Modernist Mimarinin En Güzel Örneklerinden: İMÇ
1950’li yıllarda İstanbul’daki manifatura piyasası, sultanhamam ve civarında yer alıyormuş ama şehrin büyümesiyle beraber değişiklik yapılması ihtiyacı ortaya çıkmış. Yeni kurulacak çarşı için önce Haydarpaşa düşünülmüş. Dönemin İstanbul Valisi Fahrettin Kerim Gökay’ın önerisi ve sağladığı kolaylıklar ile Bozdoğan Su Kemeri ile Unkapanı arasında kalan Atatürk Bulvarında karar kılınmış. Açılan proje yarışmasını, Doğan Tekeli ile Sami Sisa’nın ortak tasarımı kazanmış ve İstanbul’a Türk modernist mimarisinin çarpıcı örneklerinden olan İMÇ yapılmış. İMÇ, deneysel bir kurguyu, zekice planlanmış tasarımı ve göndermeleriyle geleneksel İstanbul çarşısı anlayışıyla birleştirmeyi başaran bir yapı. İçinde şair-ressam Bedri Rahmi Eyüboğlu tarafından yapılan mozaikler de bulunuyor. Eyüboğlu’un yaptığı duvar panelinde; balıklar, kuşlar, minareler, kuleler ve kubbelerin olduğu kıvrımlı bir nehir olarak resmediliyor İstanbul. Bu harika mozaik duvarın önü, şimdilerde ne yazık ki seyyar satıcıların mekanı…
Ayın Biri Kilisesi
İMÇ 3 numaralı bloğun arkasında yer alan Ayın Biri Kilisesi, inanç farkı olmaksızın ziyaret edilen, şimdiye dek sayısız dileğin tutulduğu mistik bir adres. Ziyaretçiler, ne zaman ve nasıl başladığı kesin olarak bilinmeyen bir alışkanlıkla, her ayın ilk gününü kiliseye gelmek için tercih ediyorlar.
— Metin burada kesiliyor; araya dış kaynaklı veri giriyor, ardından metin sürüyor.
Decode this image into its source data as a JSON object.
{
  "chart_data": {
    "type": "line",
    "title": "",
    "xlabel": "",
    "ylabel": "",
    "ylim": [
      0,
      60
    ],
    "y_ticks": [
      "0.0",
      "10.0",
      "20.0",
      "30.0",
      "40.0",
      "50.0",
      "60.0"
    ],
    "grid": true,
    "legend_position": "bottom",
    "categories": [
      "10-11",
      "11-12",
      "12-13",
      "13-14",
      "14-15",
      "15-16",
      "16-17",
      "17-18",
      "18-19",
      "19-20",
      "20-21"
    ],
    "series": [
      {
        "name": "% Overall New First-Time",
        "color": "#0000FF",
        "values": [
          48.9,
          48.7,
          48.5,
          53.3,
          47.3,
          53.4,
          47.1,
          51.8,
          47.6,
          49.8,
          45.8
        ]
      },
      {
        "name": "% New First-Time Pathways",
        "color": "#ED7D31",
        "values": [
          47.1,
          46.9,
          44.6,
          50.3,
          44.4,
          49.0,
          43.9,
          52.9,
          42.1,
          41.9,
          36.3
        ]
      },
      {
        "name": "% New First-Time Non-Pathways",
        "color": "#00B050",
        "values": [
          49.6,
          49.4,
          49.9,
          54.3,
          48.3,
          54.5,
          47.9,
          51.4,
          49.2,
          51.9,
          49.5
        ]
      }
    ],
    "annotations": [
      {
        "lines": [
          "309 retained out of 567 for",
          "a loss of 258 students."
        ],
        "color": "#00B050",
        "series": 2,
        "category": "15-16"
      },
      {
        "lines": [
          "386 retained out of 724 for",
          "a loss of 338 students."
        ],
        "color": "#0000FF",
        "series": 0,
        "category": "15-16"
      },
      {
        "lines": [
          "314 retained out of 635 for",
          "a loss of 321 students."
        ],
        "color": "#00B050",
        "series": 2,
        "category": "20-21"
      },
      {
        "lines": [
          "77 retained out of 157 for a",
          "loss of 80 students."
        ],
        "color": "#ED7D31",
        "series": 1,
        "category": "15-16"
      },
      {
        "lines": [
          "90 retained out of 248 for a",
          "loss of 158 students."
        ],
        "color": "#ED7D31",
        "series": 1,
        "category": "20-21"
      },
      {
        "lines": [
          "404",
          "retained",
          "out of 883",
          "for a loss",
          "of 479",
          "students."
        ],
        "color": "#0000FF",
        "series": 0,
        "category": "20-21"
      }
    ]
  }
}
Hatta yılın ilk günü kilisenin önünde 1 kilometreyi bulan kuyruk oluşuyor.
Bozanın Evi
1870 yılında Arnavutluk’tan İstanbul’a gelen Hacı Sadık Bey tarafından kurulan Vefa Bozacısı, boza içeceğinin dünyadaki ilk resmi ticarethanesi. Aslında o tarihten önce de boza Osmanlı halkının yaptığı ve sevdiği bir içecekmiş. Fakat daha sulu kıvamlı, esmer renkli ve daha ekşiymiş. Hacı Sadık Bey ise bugün bildiğimiz haliyle daha koyu kıvamlı ve açık sarı renkli bozayı evinin altında kendi imkanlarıyla üretmiş. Omzunda taşıdığı bakır güğümlerle sokakları dolaşarak satmaya başlamış. Bozanın bu yeni hali çok sevilmiş, ilgi gittikçe artmış ve nihayetinde Vefa Bozacısı o günler için cesaretli bir girişimcilik adımı olarak 1876 yılında kurulmuş. Vefa Bozacısı’na geldiğinizde özel bir anıya da tanıklık edeceksiniz; Atatürk’ün boza içtiği fincan hala korunuyor ve dükkanda görülebiliyor.
Ünlülerin Okul Yolu
Ülkemizin ana dille öğretim yapılan ilk sivil lisesi Vefa’da kurulmuş ve semtin adını almış. 1872’de temeli atılan Vefa Lisesi’nin bugünkü binası Mimar Kemaleddin Bey tarafından 1920’lerde 1. Ulusal Mimari üslubuna göre yapılmış. Vefa Lisesi’nden mezun olanlar arasında kimler yok ki; Mehmet Akif Ersoy, Yahya Kemal Beyatlı, Hasan Ali Yücel, Peyami Safa, Uğur Dündar, Nejat Uygur, Müjdat Gezen, Şener Şen sadece birkaçı… Sinemamızın gülen yüzü sevgili Kemal Sunal da lisenin mezunlarından biri. Lisesinin ona gösterdiği vefayla, adına bir ödül töreni başlatıldı; her yıl “Kemal Sunal Kültür ve Sanat Ödülleri” veriliyor.